El principio es simple: no comprar de inmediato. En lugar de dejarse llevar por la emoción del momento o por promociones llamativas, la persona se compromete a esperar un tiempo determinado antes de concretar la compra. Este período de espera permite reflexionar si el gasto realmente es necesario o si responde a un impulso pasajero.
La duración del tiempo de espera puede variar según el monto del producto. Para compras pequeñas no planificadas, se recomienda esperar al menos 24 horas. En el caso de regalos de mayor valor o gastos medianos, el plazo puede extenderse a 48 horas. Para adquisiciones más costosas, algunos asesores sugieren esperar hasta 72 horas o más. Este espacio de reflexión suele ser suficiente para que disminuya la emoción inicial y se analice la decisión con mayor objetividad.

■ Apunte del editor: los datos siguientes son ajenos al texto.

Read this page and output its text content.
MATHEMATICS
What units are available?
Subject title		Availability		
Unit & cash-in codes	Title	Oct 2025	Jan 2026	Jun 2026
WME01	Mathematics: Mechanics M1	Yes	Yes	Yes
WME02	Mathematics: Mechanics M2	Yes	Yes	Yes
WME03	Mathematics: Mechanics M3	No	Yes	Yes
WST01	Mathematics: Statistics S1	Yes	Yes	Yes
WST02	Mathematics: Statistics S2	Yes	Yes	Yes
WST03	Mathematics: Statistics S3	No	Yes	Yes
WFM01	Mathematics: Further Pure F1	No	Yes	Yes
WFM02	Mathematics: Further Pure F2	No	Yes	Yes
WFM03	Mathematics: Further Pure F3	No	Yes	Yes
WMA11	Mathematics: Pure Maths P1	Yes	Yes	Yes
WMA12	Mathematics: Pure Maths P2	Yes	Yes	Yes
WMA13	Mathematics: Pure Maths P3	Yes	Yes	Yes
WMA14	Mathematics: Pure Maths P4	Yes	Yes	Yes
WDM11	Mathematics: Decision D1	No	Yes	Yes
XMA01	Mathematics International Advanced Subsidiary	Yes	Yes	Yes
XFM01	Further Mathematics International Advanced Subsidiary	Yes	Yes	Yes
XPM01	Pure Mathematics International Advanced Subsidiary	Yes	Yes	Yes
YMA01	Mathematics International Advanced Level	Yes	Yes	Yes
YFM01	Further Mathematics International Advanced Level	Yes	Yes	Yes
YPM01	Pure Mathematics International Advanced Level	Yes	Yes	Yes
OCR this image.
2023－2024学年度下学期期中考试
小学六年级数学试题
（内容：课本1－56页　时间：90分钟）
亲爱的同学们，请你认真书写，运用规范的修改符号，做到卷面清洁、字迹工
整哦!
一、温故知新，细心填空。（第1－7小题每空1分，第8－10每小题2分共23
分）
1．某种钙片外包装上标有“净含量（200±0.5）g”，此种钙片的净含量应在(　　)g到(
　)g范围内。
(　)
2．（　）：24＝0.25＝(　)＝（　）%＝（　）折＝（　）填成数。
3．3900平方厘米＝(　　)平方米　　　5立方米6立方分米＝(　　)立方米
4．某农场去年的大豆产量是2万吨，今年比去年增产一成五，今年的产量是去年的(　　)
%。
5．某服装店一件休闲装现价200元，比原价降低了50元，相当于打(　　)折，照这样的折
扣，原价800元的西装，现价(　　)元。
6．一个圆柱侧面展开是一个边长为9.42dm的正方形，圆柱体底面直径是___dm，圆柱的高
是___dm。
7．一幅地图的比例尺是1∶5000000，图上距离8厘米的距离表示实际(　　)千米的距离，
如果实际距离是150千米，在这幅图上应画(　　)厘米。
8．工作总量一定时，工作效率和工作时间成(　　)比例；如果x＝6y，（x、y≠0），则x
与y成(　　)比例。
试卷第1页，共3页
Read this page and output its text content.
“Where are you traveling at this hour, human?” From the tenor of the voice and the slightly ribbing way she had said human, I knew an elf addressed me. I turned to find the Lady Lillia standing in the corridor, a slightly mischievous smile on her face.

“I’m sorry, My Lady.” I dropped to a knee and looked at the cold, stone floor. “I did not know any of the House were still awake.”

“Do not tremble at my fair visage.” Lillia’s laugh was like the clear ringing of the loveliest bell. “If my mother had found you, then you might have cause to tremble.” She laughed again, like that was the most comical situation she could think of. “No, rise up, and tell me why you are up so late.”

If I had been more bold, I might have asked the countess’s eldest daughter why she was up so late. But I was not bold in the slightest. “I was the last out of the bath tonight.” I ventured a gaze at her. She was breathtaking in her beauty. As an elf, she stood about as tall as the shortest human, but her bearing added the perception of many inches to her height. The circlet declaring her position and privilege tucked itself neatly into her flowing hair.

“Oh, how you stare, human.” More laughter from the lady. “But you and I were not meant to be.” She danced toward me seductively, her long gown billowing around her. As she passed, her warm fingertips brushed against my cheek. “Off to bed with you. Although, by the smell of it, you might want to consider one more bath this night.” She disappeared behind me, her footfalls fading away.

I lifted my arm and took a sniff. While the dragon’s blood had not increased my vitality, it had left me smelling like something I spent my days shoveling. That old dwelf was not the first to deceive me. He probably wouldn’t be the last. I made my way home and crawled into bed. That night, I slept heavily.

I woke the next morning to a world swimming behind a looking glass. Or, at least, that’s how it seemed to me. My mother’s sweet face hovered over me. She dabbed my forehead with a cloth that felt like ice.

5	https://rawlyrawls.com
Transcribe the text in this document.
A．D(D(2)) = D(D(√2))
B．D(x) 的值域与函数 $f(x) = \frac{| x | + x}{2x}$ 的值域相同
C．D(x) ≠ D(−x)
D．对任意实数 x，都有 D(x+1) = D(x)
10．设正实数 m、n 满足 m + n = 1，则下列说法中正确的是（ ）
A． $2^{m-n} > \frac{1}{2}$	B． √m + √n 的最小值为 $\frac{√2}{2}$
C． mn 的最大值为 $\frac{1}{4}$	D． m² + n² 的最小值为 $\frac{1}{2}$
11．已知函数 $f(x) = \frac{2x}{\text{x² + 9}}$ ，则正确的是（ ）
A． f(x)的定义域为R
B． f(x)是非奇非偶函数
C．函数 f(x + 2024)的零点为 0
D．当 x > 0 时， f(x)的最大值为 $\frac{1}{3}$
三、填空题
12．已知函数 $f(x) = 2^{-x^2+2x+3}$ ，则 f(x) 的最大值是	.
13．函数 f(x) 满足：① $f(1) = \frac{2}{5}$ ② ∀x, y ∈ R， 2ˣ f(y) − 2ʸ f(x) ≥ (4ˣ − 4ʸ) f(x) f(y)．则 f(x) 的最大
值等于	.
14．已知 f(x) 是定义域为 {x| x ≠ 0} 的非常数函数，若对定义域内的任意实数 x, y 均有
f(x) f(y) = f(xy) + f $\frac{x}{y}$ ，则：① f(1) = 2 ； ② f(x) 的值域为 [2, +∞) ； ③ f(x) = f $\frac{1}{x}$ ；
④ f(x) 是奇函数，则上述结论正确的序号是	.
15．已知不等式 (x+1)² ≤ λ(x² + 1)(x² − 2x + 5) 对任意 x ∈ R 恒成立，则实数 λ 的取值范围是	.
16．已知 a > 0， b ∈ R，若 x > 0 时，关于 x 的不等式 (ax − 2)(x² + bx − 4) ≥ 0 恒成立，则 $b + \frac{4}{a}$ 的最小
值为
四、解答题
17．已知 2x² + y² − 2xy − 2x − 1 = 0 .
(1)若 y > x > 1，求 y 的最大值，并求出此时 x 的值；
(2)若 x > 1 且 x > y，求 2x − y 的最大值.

El método resulta especialmente útil durante festividades, cuando las estrategias comerciales apelan a las emociones y generan sensación de urgencia con frases como “oferta por tiempo limitado” o “últimas unidades disponibles”. Además, en fechas especiales existe presión social por cumplir con expectativas familiares o de pareja, lo que puede llevar a gastar más de lo planificado.
Aplicar esta técnica no significa dejar de celebrar ni eliminar los regalos. Más bien, busca fomentar decisiones financieras conscientes. Durante el tiempo de espera, se recomienda hacerse preguntas clave: ¿está este gasto dentro de mi presupuesto?, ¿realmente lo necesito?, ¿tengo alternativas más económicas?, ¿tendré que endeudarme para pagarlo? Estas interrogantes ayudan a diferenciar entre deseo momentáneo y necesidad real.
Especialistas también sugieren combinar el método de las horas con otras herramientas de planificación. Elaborar una lista previa de compras, definir un monto máximo para cada regalo y evitar el uso excesivo de tarjetas de crédito son medidas que complementan esta estrategia. Asimismo, comprar con anticipación puede reducir la presión de última hora y evitar decisiones apresuradas.

En un contexto económico donde muchas familias priorizan el ahorro y el manejo responsable de sus finanzas, el método de las horas se presenta como una alternativa accesible y fácil de aplicar. No requiere aplicaciones ni conocimientos técnicos, solo disciplina y voluntad de esperar antes de gastar.
En definitiva, esta técnica demuestra que unas horas de pausa pueden marcar la diferencia entre un gasto impulsivo y una decisión financiera acertada. Celebrar con responsabilidad permite disfrutar las festividades sin comprometer la estabilidad económica en los meses siguientes.